When most people envision Boise, Idaho, paella and fronton courts probably don’t immediately come to mind. Yet the capital is home to the largest concentration of Basque people outside of Spain, and a stroll through the thriving community reveals a world of culture, history and tradition.
The Basque Country has long been anchored in the western Pyrenees region of northern Spain and southern France. Here, peaceful ranchers and craftsmen formed a community unique among its European neighbors.

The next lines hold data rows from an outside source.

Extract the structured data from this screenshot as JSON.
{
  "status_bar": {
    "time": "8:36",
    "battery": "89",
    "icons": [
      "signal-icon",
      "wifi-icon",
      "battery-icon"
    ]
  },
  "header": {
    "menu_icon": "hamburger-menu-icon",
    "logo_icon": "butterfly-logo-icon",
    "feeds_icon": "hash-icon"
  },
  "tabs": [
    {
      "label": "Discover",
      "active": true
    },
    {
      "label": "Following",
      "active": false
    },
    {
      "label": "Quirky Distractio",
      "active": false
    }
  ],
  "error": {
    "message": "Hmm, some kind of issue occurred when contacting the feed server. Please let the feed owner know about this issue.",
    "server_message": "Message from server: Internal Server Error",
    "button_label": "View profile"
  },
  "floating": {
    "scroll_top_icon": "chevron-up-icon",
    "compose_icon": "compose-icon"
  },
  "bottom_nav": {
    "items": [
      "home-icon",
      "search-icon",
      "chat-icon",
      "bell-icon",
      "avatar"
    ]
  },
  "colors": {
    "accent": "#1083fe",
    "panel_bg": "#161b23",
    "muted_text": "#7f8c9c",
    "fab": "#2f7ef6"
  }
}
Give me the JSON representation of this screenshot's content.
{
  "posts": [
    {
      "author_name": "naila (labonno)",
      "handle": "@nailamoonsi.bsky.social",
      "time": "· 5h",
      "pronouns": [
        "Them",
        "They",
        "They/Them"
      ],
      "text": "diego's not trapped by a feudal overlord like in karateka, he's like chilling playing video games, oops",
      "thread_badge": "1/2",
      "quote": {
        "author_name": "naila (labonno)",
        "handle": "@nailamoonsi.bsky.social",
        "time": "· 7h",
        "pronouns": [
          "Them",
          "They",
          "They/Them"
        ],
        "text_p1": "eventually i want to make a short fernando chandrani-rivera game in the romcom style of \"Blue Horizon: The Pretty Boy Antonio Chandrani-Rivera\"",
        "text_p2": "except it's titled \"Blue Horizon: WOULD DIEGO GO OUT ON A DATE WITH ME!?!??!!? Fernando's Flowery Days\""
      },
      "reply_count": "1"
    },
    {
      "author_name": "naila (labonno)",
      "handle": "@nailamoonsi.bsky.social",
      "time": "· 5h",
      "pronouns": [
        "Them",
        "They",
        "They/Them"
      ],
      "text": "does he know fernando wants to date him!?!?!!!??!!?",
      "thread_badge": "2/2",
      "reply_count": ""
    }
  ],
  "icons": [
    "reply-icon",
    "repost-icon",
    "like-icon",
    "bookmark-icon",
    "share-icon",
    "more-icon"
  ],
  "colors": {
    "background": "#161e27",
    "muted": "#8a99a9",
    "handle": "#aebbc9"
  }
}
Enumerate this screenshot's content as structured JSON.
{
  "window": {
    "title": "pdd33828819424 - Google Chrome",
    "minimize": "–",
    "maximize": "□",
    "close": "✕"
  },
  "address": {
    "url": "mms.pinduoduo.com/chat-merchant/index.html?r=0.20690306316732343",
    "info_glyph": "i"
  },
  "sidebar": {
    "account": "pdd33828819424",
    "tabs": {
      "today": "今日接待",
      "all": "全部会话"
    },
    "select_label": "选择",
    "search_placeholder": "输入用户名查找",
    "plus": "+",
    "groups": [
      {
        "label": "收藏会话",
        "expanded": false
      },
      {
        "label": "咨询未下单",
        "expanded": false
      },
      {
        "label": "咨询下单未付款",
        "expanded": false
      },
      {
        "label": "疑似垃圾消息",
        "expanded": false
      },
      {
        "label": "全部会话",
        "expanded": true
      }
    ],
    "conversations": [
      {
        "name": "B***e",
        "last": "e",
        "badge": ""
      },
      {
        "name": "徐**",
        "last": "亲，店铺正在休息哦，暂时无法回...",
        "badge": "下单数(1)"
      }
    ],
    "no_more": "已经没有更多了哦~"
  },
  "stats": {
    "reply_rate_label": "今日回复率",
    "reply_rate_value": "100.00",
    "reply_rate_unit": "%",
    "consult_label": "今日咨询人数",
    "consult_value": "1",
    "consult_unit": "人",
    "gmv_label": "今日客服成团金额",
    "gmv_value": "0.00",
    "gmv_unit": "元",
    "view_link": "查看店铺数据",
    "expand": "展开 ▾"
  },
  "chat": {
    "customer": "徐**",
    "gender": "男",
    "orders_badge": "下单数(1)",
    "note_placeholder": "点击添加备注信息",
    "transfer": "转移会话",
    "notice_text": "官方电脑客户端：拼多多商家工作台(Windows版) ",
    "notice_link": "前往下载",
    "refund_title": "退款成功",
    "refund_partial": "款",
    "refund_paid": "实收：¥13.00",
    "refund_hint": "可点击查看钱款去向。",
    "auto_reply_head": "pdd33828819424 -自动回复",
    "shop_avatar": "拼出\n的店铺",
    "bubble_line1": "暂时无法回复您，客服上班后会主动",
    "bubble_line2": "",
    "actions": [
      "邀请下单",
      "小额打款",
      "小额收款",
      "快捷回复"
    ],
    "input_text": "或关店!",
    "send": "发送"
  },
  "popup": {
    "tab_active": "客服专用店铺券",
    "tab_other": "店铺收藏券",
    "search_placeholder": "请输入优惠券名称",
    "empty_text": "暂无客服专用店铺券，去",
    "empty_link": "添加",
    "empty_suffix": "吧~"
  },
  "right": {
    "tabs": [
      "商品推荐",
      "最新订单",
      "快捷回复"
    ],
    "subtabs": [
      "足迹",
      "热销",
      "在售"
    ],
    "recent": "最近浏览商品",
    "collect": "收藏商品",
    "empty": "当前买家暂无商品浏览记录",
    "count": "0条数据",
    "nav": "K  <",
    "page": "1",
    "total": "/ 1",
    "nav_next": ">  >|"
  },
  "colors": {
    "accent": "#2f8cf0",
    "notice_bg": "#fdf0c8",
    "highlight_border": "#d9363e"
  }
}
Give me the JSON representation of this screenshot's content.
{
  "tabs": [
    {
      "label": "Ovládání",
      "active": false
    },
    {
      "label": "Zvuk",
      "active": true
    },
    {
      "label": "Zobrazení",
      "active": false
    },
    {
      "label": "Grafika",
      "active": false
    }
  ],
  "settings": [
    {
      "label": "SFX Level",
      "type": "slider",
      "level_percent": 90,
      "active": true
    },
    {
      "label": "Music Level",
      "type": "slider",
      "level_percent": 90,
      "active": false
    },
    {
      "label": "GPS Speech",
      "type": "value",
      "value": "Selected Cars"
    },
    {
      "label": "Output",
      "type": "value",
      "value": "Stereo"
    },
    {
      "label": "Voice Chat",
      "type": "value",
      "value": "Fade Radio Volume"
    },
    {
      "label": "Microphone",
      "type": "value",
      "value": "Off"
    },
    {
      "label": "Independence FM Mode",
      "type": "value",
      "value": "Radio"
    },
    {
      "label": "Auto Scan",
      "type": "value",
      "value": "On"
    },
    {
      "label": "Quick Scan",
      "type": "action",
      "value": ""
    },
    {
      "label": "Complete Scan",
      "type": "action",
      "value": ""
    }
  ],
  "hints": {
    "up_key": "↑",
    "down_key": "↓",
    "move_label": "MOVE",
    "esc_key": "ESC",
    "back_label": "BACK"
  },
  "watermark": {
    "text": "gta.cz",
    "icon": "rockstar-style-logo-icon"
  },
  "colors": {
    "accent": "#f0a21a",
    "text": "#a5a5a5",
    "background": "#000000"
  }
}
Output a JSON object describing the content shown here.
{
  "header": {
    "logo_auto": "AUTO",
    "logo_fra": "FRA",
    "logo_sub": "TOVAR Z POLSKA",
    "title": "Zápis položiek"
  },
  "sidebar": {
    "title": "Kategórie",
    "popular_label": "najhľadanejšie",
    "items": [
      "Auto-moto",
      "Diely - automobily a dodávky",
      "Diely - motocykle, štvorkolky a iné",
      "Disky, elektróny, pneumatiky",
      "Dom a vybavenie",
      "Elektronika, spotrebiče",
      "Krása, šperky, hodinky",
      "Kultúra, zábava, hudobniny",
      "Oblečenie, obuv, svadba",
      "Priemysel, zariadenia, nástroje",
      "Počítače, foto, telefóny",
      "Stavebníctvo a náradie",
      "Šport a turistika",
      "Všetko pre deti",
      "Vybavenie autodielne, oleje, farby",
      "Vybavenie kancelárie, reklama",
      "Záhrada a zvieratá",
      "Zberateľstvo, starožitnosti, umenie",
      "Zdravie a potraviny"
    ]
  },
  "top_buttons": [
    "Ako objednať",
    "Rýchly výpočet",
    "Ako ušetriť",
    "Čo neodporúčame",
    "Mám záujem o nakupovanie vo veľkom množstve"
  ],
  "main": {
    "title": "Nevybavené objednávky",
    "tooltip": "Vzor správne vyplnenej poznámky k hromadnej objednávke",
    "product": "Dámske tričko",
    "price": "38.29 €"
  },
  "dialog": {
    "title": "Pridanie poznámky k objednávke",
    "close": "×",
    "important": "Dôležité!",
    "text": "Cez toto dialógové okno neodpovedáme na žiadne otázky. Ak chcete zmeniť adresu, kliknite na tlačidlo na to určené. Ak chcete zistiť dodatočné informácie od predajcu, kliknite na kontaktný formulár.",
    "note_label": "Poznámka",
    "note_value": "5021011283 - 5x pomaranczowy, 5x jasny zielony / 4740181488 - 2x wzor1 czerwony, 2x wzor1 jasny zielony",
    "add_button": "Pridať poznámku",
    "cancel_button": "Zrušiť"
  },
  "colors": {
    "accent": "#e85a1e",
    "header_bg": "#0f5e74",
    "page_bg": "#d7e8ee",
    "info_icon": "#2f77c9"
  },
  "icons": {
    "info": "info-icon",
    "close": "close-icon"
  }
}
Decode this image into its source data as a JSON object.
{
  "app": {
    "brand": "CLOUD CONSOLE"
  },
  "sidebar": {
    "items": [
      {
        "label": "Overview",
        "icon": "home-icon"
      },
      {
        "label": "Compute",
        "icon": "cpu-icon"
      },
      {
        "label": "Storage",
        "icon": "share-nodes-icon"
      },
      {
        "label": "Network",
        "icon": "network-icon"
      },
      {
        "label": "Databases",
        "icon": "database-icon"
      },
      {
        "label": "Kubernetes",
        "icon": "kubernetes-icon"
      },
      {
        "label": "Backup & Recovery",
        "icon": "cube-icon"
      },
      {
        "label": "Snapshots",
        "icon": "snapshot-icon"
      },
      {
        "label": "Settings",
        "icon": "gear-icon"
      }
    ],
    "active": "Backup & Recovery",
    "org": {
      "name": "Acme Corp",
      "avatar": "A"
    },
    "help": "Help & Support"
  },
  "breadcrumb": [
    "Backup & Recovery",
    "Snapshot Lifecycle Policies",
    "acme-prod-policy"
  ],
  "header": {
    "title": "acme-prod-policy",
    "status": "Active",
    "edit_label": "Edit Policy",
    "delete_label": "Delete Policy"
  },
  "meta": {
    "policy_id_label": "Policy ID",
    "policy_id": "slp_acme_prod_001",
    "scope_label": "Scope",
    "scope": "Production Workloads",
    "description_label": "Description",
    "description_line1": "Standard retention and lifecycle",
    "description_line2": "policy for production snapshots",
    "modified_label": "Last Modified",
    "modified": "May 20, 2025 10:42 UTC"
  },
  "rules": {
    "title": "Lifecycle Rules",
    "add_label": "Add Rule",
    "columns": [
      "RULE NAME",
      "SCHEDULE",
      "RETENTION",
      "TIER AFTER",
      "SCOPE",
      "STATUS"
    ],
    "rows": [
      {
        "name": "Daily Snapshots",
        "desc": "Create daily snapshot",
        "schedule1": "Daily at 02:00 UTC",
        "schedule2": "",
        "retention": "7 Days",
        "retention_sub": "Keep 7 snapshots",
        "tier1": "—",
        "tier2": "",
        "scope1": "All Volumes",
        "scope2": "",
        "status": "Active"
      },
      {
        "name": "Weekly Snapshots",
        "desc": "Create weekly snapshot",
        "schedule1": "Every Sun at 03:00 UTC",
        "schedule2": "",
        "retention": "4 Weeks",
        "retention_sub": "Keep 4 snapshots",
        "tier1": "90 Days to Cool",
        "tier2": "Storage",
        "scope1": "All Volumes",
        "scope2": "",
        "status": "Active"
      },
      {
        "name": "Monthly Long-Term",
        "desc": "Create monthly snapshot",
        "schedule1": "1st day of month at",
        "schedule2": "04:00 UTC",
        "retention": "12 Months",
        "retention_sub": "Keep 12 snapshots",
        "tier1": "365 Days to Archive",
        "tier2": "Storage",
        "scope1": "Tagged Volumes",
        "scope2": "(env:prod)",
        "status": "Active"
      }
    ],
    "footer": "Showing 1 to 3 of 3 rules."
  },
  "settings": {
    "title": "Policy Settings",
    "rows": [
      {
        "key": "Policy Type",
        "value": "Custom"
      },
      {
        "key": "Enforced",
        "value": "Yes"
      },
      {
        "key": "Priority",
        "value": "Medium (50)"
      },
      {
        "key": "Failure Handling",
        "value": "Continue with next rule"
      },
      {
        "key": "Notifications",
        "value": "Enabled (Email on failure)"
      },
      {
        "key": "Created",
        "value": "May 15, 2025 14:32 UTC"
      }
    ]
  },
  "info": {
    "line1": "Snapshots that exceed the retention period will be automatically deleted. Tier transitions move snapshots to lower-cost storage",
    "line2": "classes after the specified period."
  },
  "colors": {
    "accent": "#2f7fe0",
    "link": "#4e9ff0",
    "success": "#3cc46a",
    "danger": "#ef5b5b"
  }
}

The journey to Idaho’s capital city has been a steady process. Immigration began in the late 1800s, as Basque people found more lucrative opportunities in the western United States, initially for mining and then for ranching and sheepherding. Boise, in particular, was a region where the Basque people could let their culture thrive by herding sheep and operating boarding houses. Most importantly, though, it was a place where they could exist unthreatened.
It was during Francisco Franco’s reign in Spain that Basque people sought escape in droves. Enraged by their unwillingness to unify with the rest of Spain, Franco banned Euskera in public, withheld funds for the region and ultimately, with the aid of Nazi Germany, carpet bombed the city of Guernica during the Spanish Civil War, leaving hundreds of civilians dead and the community in tatters. The infamous attack on an innocent city like Guernica, one without any real military presence, rattled the world and left an entire culture reeling. The Basque people needed a safe place where they could thrive.
More and more Basque people would move to Idaho, where they had already established a presence. Nowadays, Boise’s Basque district is a symbol of resilience and survival for an enduring community.
The heart of the Basque community is the Basque Block in downtown Boise, where the Basque flag hangs right alongside the American one. It’s a stretch of Grove Street lined with boarding houses and businesses. The block’s sidewalks are even engraved with the names of Boise’s original Basque immigrants, not unlike Hollywood’s Walk of Fame, but for a culture.
The most symbolic part of the block, though, is a humble-looking tree. After the devastating bombing of Guernica, a miraculous remnant was a longstanding oak tree that quickly became a symbol of resilience and hope for the Basque people. A sapling from that tree lives on in downtown Boise, now fully grown and indicative of a culture’s incredible fight for survival.
The Basque Block is the only Basque museum in the U.S., delving into local lore with a sheepherding tent and tours of a traditional Basque boarding house. Visit the Anduiza Building, a former boarding house, to check out the fronton court. A rare breed in the U.S., it provides a home for traditional Basque sports like handball and pala. There’s also the Basque Center, a community hub that hosts traditional dance groups, the music-filled San Inazio Festival held in honor of the patron saint of the Basques and the annual Sheepherders Ball Dinner and Dance, which raises funds for regional Basque families. The Basque Market, on the other hand, contains the largest collection of Basque wine in the state, along with myriad ingredients and provisions native to the Basque Country. Famously, the market prepares hulking portions of paella right on the sidewalk twice-weekly for lunchtime passersby.
Still hungry? Check out Leku Ona for a taste of Basque fine dining in a chic, gallery-like space. Here, croquettes, paella, fried cod, beef tongue, stuffed squid and tripe take guests on a sensory journey. For something more casual, the pub-like Bar Gernika serves an array of wine, beer, cider and snacks, including chorizo, tortilla de patatas, pork loin sandwiches and cinnamon-flecked rice pudding. Don’t miss the kalimotxo, a classic Basque beverage that combines red wine and cola.